周南公立大学がDiamond Handsとデジタル学生証の実証へ
山口県の周南公立大学が、DID(分散型アイデンティティ:Decentralized ID)技術を利用したデジタル学生証システムの開発と実証を行うと2月28日発表した。
なお同システムの開発および実証に伴い、周南公立大学はDiamond Hands(ダイヤモンドハンズ)と業務委託契約を締結したという。なおダイヤモンドハンズは、ビットコインとライトニングネットワークに関する日本最大のコミュニティや事業を運営する企業だ。
なお同プロジェクトでは、大学に留まらないデジタル証明書としての発展を展望し、周南市とも連携するという。
また発表によると周南公立大学とDiamond Handsが共同で開発するデジタル学生証システムでは、米Block(ブロック)支援のTBDが主導するWeb5プロトコルを採用するとのこと。
Web5は、DIDとVC(検証可能な証明書)を1つのフレームワークで統合し、分散型のアプリケーションの開発を容易にするプロトコル。データの改竄を防ぐために記録のハッシュをブロックチェーンに刻むことが可能で、ブロックチェーン関連技術との親和性もWeb5の特徴の1つである。なお同プロトコルは、世界の標準化技術の管理団体W3Cが策定したDID標準およびVC標準に準拠している。
このように今回のプロジェクトは単なる学生証のデジタル化ではなく、Web5を用いたDIDとVCとして開発・実証が行われるとのこと。

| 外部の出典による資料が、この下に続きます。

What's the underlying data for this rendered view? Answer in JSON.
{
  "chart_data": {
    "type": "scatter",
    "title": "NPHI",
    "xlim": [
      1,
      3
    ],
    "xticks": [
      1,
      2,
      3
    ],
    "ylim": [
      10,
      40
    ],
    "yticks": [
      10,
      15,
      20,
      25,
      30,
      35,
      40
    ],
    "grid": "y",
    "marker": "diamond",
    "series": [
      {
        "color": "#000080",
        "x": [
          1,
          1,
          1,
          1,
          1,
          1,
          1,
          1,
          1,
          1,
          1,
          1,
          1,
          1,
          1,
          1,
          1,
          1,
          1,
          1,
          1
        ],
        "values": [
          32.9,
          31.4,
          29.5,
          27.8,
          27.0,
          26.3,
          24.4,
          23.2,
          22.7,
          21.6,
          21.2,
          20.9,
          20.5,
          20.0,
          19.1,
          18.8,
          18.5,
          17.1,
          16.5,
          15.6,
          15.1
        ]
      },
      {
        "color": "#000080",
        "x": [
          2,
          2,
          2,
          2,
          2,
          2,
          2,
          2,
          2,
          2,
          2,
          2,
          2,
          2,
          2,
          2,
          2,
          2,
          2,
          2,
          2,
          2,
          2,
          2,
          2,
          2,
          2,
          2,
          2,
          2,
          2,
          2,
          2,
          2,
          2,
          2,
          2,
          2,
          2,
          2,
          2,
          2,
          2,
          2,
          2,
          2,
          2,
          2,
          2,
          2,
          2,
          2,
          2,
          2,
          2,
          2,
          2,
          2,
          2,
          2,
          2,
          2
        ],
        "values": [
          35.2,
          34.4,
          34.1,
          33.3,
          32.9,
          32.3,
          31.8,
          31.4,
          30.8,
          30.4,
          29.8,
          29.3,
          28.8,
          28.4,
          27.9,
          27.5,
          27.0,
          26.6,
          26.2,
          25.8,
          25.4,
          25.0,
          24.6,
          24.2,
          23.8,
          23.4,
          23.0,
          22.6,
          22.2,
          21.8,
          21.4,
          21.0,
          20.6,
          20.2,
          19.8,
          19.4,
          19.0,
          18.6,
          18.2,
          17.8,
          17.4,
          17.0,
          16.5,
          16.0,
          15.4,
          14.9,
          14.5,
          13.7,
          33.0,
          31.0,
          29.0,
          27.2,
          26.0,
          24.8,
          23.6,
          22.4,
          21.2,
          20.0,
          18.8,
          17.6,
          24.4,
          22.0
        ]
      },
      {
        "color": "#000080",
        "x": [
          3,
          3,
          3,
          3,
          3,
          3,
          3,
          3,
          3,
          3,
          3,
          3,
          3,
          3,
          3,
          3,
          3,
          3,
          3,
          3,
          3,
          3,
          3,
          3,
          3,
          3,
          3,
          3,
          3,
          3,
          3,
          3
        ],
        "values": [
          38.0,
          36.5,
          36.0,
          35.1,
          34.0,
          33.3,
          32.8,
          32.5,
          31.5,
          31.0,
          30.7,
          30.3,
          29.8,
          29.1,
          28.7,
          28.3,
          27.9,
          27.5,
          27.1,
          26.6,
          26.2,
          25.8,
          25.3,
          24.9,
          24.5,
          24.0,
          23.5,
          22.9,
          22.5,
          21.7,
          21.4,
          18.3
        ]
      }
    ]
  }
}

同学生証システムにより在籍の事実、氏名、生年月日、成績を含む履修履歴などの個人情報を学生自身が管理したまま、第三者が検証することを可能にすることで、利便性、安全性、プライバシーの3つの同時向上が期待されるとのことだ。
周南公立大学によると同プロジェクトで開発されるデジタル学生証システムは、実証実験を経て早ければ2026年にも実運用することが展望されているとのこと。同大学によると、DIDを利用したこのような取り組みは世界的に見ても先進的な事例であるという。
さらにこのDIDを利用した学生証のシステムは、ライトニングと組み合わせることで、将来的には証明可能な個人の活動履歴と財産的価値の移転を関係づけることも想定しているとのこと。
何かの目標を達成した時に自動で金銭的な褒賞が獲得できるなど、分散処理技術と自動化を融合させたインセンティブスキームを設計することや、学生証アプリからの実店舗への直接の支払いなど証明証の可能性がライトニングと組み合わせることで広がるとのことだ。
なおライトニングは、ビットコインブロックチェーンのオフチェーン・スケーリングソリューション。ブロックチェーンの外で取引を行うオフチェーン取引により、BTCの決済速度の向上や少額決済(マイクロペイメント)、安価な送金手数料を実現する技術である。
周南公立大学は同プロジェクトの成果を国内だけでなく、海外にも向けて発信していく予定であるとのこと。
ちなみに同プロジェクトに関する費用の一部は、西京銀行地域DX共同研究講座から資金協力を受けているとのことだ。